Большую часть лета 1866 года Ницше проводит в университетской библиотеке, перебирая византийские манускрипты. Нельзя сказать, что он безучастен к событиям, происходящим в это время в Германии (Бисмарк, Мольтке, битва при Садовой), но он уже прошел школу Шопенгауэра и знает, что политика и история — только призрачная игра, практические цели мало его интересуют, ему даже страшно подумать об участи человека, занимающегося «насущными, практическими целями».
История есть не что иное, как бесконечное сражение бесчисленных и разнообразных интересов, столкнувшихся на своем пути в борьбе за существование. Великие «идеи», которые, по мнению большинства, являются двигателями этой борьбы, суть не более как отражения света, скользящего по взволнованной поверхности моря. Она не оказывает на само море никакого воздействия, но волны могут приобрести в этом свете своеобразную красоту и даже способны обмануть наблюдателя своим блеском.

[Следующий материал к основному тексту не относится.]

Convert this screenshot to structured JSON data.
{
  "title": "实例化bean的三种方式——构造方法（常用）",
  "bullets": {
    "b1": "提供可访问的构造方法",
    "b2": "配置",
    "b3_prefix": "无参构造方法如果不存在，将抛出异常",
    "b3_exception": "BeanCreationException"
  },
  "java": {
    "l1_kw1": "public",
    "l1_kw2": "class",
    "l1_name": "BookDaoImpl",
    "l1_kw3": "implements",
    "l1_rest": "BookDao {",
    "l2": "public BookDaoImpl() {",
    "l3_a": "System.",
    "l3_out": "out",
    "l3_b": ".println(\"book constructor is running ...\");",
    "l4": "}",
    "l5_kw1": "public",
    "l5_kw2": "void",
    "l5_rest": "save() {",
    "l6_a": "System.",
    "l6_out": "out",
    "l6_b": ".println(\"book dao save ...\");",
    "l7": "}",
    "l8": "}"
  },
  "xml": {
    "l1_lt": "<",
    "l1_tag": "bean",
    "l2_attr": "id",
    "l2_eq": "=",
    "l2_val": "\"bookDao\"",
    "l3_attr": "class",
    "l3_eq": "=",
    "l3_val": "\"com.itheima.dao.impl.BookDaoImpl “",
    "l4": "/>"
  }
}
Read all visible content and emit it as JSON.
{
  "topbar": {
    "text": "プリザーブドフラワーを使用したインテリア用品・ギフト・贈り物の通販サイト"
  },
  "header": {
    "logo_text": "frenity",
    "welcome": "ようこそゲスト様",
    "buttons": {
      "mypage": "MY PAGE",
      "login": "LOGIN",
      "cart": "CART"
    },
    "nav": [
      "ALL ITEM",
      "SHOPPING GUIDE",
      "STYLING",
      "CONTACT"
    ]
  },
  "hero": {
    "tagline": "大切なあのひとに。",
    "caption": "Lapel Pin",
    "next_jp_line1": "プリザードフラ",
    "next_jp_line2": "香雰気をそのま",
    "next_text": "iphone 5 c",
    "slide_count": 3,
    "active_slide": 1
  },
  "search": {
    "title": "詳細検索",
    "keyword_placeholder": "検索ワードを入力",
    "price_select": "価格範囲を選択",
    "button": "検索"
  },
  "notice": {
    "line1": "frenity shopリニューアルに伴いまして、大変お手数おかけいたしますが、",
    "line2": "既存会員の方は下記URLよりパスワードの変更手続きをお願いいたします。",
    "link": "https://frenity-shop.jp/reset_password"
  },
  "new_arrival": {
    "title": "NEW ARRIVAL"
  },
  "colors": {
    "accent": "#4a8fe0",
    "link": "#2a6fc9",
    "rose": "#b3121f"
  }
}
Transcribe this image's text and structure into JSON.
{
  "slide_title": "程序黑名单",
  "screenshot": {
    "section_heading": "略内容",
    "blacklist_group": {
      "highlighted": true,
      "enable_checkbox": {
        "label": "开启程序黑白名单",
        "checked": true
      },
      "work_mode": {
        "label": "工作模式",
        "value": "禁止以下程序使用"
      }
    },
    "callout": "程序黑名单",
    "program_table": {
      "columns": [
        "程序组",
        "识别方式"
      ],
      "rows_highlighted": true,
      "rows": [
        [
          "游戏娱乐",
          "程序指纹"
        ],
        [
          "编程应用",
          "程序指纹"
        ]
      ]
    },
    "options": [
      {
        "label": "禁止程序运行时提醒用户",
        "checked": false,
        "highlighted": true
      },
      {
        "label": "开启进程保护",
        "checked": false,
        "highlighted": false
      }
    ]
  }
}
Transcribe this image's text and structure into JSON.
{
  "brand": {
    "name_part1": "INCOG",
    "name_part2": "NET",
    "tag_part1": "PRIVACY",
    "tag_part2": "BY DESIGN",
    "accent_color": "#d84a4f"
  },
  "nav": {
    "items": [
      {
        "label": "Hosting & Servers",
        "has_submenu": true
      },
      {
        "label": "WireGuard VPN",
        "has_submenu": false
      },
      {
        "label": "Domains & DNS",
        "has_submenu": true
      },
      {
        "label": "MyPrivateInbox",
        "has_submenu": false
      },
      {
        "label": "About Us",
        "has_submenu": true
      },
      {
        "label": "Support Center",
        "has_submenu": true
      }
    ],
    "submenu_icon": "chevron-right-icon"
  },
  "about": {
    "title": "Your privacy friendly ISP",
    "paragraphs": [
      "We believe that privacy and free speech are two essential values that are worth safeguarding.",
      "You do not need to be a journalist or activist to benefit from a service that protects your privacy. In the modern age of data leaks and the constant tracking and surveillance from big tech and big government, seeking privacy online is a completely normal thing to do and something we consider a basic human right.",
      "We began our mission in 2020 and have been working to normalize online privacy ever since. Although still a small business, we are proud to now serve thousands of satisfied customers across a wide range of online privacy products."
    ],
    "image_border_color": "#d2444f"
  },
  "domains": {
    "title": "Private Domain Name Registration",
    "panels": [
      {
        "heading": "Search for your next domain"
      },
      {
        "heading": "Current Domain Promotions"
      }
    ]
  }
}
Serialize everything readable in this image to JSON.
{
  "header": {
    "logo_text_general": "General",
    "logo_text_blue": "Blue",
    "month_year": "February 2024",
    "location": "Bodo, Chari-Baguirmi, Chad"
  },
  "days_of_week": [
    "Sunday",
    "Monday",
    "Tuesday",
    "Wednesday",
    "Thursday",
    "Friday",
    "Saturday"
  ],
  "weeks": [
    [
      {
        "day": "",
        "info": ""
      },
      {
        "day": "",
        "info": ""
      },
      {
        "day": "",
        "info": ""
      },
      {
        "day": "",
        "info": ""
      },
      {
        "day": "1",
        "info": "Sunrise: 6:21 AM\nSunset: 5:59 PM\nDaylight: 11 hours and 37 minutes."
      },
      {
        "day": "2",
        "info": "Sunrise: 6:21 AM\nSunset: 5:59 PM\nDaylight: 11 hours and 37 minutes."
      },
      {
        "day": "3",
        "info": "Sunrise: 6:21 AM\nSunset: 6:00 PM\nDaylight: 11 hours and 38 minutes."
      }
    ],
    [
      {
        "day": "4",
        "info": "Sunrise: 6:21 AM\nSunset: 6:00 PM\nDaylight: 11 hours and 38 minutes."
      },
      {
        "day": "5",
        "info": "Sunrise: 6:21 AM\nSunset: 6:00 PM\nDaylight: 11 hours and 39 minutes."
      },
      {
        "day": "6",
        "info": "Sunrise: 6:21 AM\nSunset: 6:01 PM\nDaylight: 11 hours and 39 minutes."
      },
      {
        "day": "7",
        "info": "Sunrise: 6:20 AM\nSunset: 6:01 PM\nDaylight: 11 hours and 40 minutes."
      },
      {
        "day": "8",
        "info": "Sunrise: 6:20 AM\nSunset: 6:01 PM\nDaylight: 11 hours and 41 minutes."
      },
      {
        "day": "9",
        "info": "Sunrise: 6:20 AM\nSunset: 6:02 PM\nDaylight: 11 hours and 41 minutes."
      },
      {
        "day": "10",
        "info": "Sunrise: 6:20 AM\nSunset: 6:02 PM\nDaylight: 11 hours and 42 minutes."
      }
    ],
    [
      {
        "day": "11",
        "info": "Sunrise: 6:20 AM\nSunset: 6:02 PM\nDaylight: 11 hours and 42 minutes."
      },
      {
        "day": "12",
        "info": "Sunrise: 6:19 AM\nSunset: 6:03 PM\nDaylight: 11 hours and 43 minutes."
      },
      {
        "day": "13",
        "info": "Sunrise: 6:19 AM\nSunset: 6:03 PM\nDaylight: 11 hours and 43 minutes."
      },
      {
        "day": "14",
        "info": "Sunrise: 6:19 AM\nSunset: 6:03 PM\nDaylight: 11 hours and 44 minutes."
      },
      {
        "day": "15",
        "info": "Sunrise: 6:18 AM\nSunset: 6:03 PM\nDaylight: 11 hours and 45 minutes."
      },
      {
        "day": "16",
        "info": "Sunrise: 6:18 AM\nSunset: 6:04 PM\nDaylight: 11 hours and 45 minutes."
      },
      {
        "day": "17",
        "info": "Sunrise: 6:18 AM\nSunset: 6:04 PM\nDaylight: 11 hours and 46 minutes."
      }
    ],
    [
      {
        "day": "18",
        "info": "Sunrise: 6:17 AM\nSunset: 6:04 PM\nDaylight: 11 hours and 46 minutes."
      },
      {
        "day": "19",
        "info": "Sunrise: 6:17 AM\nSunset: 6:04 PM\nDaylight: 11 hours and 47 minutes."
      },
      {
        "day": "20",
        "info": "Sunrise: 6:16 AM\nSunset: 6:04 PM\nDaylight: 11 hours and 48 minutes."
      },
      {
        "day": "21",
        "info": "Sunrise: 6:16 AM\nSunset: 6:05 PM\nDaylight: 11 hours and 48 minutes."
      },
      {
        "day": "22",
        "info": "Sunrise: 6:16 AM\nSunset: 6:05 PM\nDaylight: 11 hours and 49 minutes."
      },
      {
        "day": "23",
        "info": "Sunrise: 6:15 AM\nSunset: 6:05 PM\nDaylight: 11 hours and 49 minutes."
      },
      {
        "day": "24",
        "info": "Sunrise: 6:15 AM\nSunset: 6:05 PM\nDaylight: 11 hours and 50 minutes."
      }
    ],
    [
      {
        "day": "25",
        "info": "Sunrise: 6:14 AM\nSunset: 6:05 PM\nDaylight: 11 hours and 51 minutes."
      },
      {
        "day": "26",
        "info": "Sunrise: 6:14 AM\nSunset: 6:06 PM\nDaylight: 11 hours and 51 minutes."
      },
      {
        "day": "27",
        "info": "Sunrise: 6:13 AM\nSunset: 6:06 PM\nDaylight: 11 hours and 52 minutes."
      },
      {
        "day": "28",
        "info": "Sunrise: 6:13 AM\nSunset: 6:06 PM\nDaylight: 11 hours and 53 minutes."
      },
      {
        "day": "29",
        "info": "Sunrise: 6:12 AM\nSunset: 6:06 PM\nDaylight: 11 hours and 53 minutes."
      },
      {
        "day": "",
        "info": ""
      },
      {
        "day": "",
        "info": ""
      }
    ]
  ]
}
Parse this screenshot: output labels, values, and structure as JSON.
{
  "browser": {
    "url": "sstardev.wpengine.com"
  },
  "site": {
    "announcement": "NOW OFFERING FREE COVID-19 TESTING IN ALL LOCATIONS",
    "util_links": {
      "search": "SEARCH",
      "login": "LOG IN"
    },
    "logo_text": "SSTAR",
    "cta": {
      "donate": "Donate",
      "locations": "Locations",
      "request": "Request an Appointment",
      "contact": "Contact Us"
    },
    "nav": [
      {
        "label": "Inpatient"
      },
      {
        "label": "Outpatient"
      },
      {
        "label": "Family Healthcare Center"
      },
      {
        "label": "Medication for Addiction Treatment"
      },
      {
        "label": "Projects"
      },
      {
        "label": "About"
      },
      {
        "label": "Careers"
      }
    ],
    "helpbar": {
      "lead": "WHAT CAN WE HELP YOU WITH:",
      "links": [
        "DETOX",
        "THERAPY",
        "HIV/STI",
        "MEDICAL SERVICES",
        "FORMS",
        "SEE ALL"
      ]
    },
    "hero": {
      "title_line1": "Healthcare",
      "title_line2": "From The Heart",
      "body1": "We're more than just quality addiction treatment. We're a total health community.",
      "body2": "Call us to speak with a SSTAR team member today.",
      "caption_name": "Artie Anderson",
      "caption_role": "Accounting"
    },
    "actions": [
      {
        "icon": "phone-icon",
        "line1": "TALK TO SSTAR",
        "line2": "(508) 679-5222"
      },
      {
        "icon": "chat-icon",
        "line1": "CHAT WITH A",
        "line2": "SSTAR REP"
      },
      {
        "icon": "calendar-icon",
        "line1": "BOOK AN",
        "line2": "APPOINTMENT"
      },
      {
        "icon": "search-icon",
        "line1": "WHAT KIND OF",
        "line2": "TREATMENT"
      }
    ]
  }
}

После окончания Пфорты друзья Фридриха разъехались по разным городам: Дёйссен учился в Тюбингене, Герсдорф в Берлине. Друзья поддерживали переписку, но встречались редко. Поэтому большой радостью для Фридриха стало знакомство с Эрвином Роде, вскоре ставшим его другом. Ницше отличала склонность идеализировать близких ему людей, нередко подводившая его, но в данном случае он не ошибся: в Эрвине он действительно нашел родственную душу. Роде страстно любил музыку, говорил на пяти языках, владел большинством немецких диалектов, а главное, оказался прекрасным товарищем.